A Bristol University team has produced “touch-enabled” images that float in the air on a cloud of vapour
Technology that could bring R2D2’s projection of Princess Leia in Star Wars a step closer has been developed by a University of Bristol research team. The MisTable uses a set of vapour curtains as interactive projection screens to display computer images.
The team will present their development at the prestigious ACM CHI 2014 to be held at the Metro Toronto Convention Centre between 26 April and 1 May by the Association for Computer Machinery (ACM).
Attendees at the computer-human interface (CHI) conference will see how the table uses two fans above and below the edges of a tabletop display to create thin walls of mist which are used as screens. The medium is a mixture of glycerine and water vapour similar to the rolling mist effects used in theatrical productions. According to the developers, the vapour is dry and does not wet the hands of the users.

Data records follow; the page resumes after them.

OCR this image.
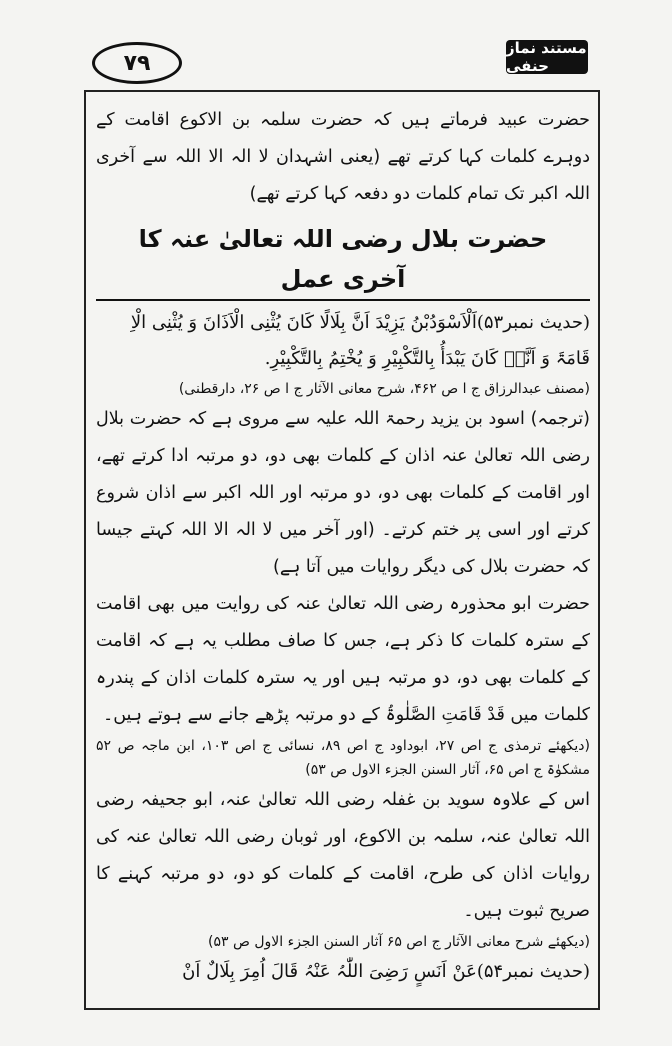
۷۹
مستند نماز حنفی

حضرت عبید فرماتے ہیں کہ حضرت سلمہ بن الاکوع اقامت کے دوہرے کلمات کہا کرتے تھے (یعنی اشہدان لا الہ الا اللہ سے آخری اللہ اکبر تک تمام کلمات دو دفعہ کہا کرتے تھے)

حضرت بلال رضی اللہ تعالیٰ عنہ کا آخری عمل

(حدیث نمبر۵۳)اَلْاَسْوَدُبْنُ یَزِیْدَ اَنَّ بِلَالًا کَانَ یُثْنِی الْاَذَانَ وَ یُثْنِی الْاِ قَامَۃَ وَ اَنَّہٗ کَانَ یَبْدَأُ بِالتَّکْبِیْرِ وَ یُخْتِمُ بِالتَّکْبِیْرِ.

(مصنف عبدالرزاق ج ا ص ۴۶۲، شرح معانی الآثار ج ا ص ۲۶، دارقطنی)

(ترجمہ) اسود بن یزید رحمۃ اللہ علیہ سے مروی ہے کہ حضرت بلال رضی اللہ تعالیٰ عنہ اذان کے کلمات بھی دو، دو مرتبہ ادا کرتے تھے، اور اقامت کے کلمات بھی دو، دو مرتبہ اور اللہ اکبر سے اذان شروع کرتے اور اسی پر ختم کرتے۔ (اور آخر میں لا الہ الا اللہ کہتے جیسا کہ حضرت بلال کی دیگر روایات میں آتا ہے)

حضرت ابو محذورہ رضی اللہ تعالیٰ عنہ کی روایت میں بھی اقامت کے سترہ کلمات کا ذکر ہے، جس کا صاف مطلب یہ ہے کہ اقامت کے کلمات بھی دو، دو مرتبہ ہیں اور یہ سترہ کلمات اذان کے پندرہ کلمات میں قَدْ قَامَتِ الصَّلٰوۃُ کے دو مرتبہ پڑھے جانے سے ہوتے ہیں۔

(دیکھئے ترمذی ج اص ۲۷، ابوداود ج اص ۸۹، نسائی ج اص ۱۰۳، ابن ماجہ ص ۵۲ مشکوٰۃ ج اص ۶۵، آثار السنن الجزء الاول ص ۵۳)

اس کے علاوہ سوید بن غفلہ رضی اللہ تعالیٰ عنہ، ابو جحیفہ رضی اللہ تعالیٰ عنہ، سلمہ بن الاکوع، اور ثوبان رضی اللہ تعالیٰ عنہ کی روایات اذان کی طرح، اقامت کے کلمات کو دو، دو مرتبہ کہنے کا صریح ثبوت ہیں۔

(دیکھئے شرح معانی الآثار ج اص ۶۵ آثار السنن الجزء الاول ص ۵۳)

(حدیث نمبر۵۴)عَنْ اَنَسٍ رَضِیَ اللّٰہُ عَنْہُ قَالَ اُمِرَ بِلَالٌ اَنْ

The screens are touch-enabled so viewers can manipulate the images in front of them or transfer displays back and forth from the screen in front of them onto one of the other three screens or down onto the LCD on the table’s flat surface.
The MisTable project has been led by Sriram Subramanian, Professor of Human-Computer Interaction, and Dr Diego Martinez Plasencia at the Bristol Interaction and Graphics (BIG) unit of Bristol University’s Department of Computer Science. Rather than trying to produce a 3D image, the team’s aim was to solve a problem inherent in tabletop displays but the floating nature of the image produces a pseudo-3D effect.
Off the wall
Subramanian explained that users of tabletop screens often use wall projections because the orientation of the screen may not suit all users around a table but these are distanced from the viewers. By creating vertical displays, the problem is solved.
“The personal screen provides direct line of sight and access to the different interaction spaces. Users can be aware of each other’s actions and can easily switch between interacting with the personal screen to the tabletop surface or the interaction section. This allows users to break in or out of shared tasks and switch between ‘individual’ and ‘group’ work,” he said.
The ethereal nature of the vapour screen places demands on image quality requiring the projection’s brightness to be altered in different places to create a consistent image. This is achieved by the use of a colourimeter to constantly measure the brightness of the red, green and blue light. The system then creates a “texture template”, a brightness map, that tells the projector how to compensate for the irregular diffusion to create a constant result.
Personal screens allow the each user’s view to be customised, as well as maintaining all of the established tabletop interface techniques, such as touch and tangible interactions.